Have You Submitted Your Annual Report to Immigration?

Have You Submitted Your Annual Report to Immigration? You have until March 1, 2019. The Philippine Bureau of Immigration (BI)  has warned registered foreign nationals who don’t.  Consequently, those who fail to submit their annual report to the agency this year will face sanctions.

Warning from the Commissioner

Two months is a long time,” said BI Commissioner Jaime Morente.

“There is no reason for foreigners to miss the annual report. Those who will fail to comply will be sanctioned,” he added.

1950 Alien Registration Act

Under the 1950 Alien Registration Act, Morente said registered foreigners are required to report to the agency.

Non-compliance may result in fines and the cancellation of their registration.

Morente explained that the said act requires all BI-registered aliens “to report to the BI main office in Intramuros, Manila or the nearest participating BI field, satellite or extension office from their place within the first 60 days of every calendar year.”

Here’s what you need when you report:

  • His/her original alien certificate of registration identity card (ACR I-Card)

  • Valid passport

  • Pay a P300 annual report fee and P10 legal research fee

BI-registered aliens refers to resident foreign nationals who have been issued immigrant or non-immigrant visas and are holders of the ACR I-Card, Morente noted.

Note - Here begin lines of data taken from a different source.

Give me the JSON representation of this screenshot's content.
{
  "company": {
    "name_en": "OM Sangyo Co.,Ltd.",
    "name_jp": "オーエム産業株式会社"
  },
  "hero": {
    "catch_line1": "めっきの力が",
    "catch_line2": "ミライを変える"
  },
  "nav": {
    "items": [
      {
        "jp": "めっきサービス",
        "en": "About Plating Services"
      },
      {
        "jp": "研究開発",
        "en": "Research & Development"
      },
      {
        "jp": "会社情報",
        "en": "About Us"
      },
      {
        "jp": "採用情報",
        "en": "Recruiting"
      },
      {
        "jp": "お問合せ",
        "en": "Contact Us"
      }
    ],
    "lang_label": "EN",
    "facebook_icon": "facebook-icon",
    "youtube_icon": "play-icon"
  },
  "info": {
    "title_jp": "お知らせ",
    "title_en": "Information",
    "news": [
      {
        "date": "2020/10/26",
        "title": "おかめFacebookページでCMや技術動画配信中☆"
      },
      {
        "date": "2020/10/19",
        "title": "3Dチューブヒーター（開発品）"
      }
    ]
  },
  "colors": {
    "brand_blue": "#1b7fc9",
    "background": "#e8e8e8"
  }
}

“Foreigners who are out of the country during the annual reporting period may make the report within 30 days from the date of their return to the country, provided they have valid re-entry permits,” he added.

While foreigners below 14 years old are exempted from reporting personally to the immigration office, the BI said it will be the duty of their parent or guardian to report to the agency on their behalf.

Aliens below 14 years old are exempted from personal appearance and it shall be the duty of their parent or guardian to make the report on their behalf.

Senior Citizens Exemption

Senior citizens aged 65 years old and above are likewise exempted, but are nevertheless required to pay the fees and fill out the form.

First of all, what form?

I’m an old geezer above the age of 65.  While I don’t mind shelling out a measly 310 pesos, about six US dollars, I didn’t know what form the BI press release was referencing.

So I tried calling my local BI Office in Iloilo City at the number listed on the Immigration website: Direct Line(s): (033) 336-9603.

I dialed the number. The phone rang. And rang. No one ever answered during a 30-minute period which began around 2:45 Thursday afternoon, January 3rd.

I tried the number for the Dumaguete Immigration Field Office

Direct Line(s): (035) 225-4401. They hung up on me after one ring.

On a roll, I attempted to dial the Cebu City Office. Don’t bother. Both numbers listed are for a fax machine.

Finally, I tried the Bacolod Immigration Field Office.

A pleasant-sounding lady answered my call after only one ring. I was impressed!

The informative and helpful Bacolod BI official informed me that there was no form needed.

As long as someone brought along my ACR-I Card, passport, prior Annual Report receipt, and payment for 310 pesos, I didn’t have to appear in person. If this was not my first visit to BI to file my report, I didn’t need to come in person.

So there you have it. A BIG THANK to the Bacolod City Immigration Field Office for answering their phone and helping me out.

For you other Crusty Old Expats out there that find it difficult to get around, this is a handy piece of information that might help you out.

What? Have I filed yet? Nope, but I’m planning to go to Immigration early this February. Currently, the annual  Dinagyang Festival began with an “Opening Salvo” last Friday and runs through January 27th.

I’m not going anywhere near our local office in Iloilo City until the festival is over.